A very large majority of non-volleyers in singles have won the ladies’ championship, and I think that fact helps to prove my argument. Miss Maud Watson, Miss Rice, Mrs. Hillyard, the late Miss Robb, Miss Sutton, Miss Boothby and myself are base-liners. Miss Dod and Mrs. Sterry are the only two volleyers. Every girl, however, should learn how to volley. You may be inveigled up to the net, and you should then know how to play and place a volley. And you should go up now and then on a good-length ball.
In Doubles of course it is different. I think then a girl should volley. It will greatly improve her play all round, and will also make the game so much more attractive.

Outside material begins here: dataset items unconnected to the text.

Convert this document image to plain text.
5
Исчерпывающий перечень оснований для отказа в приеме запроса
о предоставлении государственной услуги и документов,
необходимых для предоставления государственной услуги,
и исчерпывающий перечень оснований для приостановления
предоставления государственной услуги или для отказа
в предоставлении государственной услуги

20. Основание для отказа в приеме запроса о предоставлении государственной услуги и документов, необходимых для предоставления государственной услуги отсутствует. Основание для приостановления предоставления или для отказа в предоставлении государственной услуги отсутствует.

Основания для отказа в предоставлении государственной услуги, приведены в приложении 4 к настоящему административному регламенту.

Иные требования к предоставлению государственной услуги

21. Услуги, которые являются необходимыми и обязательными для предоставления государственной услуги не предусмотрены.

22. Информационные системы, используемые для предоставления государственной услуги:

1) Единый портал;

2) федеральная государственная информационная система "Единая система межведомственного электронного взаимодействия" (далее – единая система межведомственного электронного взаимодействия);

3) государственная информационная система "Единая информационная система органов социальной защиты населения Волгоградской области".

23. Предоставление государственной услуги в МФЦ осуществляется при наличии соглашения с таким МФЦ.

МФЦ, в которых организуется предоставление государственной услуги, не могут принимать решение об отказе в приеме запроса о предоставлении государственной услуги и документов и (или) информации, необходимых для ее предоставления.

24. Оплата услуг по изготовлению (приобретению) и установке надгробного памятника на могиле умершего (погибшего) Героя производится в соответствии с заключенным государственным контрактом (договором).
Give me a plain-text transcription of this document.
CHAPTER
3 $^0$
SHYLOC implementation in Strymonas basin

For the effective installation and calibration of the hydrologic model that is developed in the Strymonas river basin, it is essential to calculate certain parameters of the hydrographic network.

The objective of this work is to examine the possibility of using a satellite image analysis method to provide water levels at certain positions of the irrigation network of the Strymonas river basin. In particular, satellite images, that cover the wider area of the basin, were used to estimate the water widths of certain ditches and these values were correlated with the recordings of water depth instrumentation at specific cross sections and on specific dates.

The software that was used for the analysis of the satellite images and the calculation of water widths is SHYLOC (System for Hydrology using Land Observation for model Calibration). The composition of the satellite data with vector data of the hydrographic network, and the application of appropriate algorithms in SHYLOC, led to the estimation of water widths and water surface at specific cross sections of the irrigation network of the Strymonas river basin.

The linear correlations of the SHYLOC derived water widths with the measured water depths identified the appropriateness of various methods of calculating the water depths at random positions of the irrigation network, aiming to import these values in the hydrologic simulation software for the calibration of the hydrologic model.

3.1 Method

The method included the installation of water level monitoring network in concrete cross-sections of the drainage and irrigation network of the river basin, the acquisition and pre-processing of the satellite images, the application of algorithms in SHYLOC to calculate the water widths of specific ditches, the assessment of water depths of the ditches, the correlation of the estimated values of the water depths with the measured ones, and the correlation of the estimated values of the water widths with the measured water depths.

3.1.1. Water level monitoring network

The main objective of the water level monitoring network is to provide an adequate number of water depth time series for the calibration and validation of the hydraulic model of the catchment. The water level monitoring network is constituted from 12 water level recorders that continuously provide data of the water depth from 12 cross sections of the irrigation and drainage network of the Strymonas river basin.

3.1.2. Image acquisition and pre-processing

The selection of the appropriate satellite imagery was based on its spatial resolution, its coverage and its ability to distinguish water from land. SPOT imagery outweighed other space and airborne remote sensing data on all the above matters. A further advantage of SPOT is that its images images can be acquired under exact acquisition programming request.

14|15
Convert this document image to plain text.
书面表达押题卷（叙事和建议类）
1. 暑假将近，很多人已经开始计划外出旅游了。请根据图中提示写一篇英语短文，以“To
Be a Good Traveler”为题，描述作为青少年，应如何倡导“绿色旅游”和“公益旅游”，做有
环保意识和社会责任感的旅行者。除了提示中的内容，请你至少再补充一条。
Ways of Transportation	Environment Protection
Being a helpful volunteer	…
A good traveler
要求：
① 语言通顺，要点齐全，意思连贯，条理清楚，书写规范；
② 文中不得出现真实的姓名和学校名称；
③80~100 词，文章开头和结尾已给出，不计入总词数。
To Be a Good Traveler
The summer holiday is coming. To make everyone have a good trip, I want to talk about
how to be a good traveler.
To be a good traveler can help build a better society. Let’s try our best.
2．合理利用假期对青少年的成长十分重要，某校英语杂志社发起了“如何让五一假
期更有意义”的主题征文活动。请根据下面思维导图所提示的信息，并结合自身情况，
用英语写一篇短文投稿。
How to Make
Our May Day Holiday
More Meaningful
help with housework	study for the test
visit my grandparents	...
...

I think it would be an excellent plan if ladies’ doubles were always played like men’s doubles, both players moving together and keeping parallel with one another, going up to the net together and retiring to the back of the court together. Competitors would improve their volleying, and the double, instead of being the dreary, monotonous affair it is now, especially for the base-liner, would be varied and instructive. I am sure referees would welcome the change with avidity. The much-dreaded, interminable ladies’ double event would be a thing of the past. If we played the double with the new formation, perhaps we should succeed in re-establishing the event at Wimbledon! But it is very difficult to get ladies to volley at a tournament. They think they have more chance of winning from the back of the court. Perhaps they have. But they have much less chance of improving their game and learning a variety of strokes.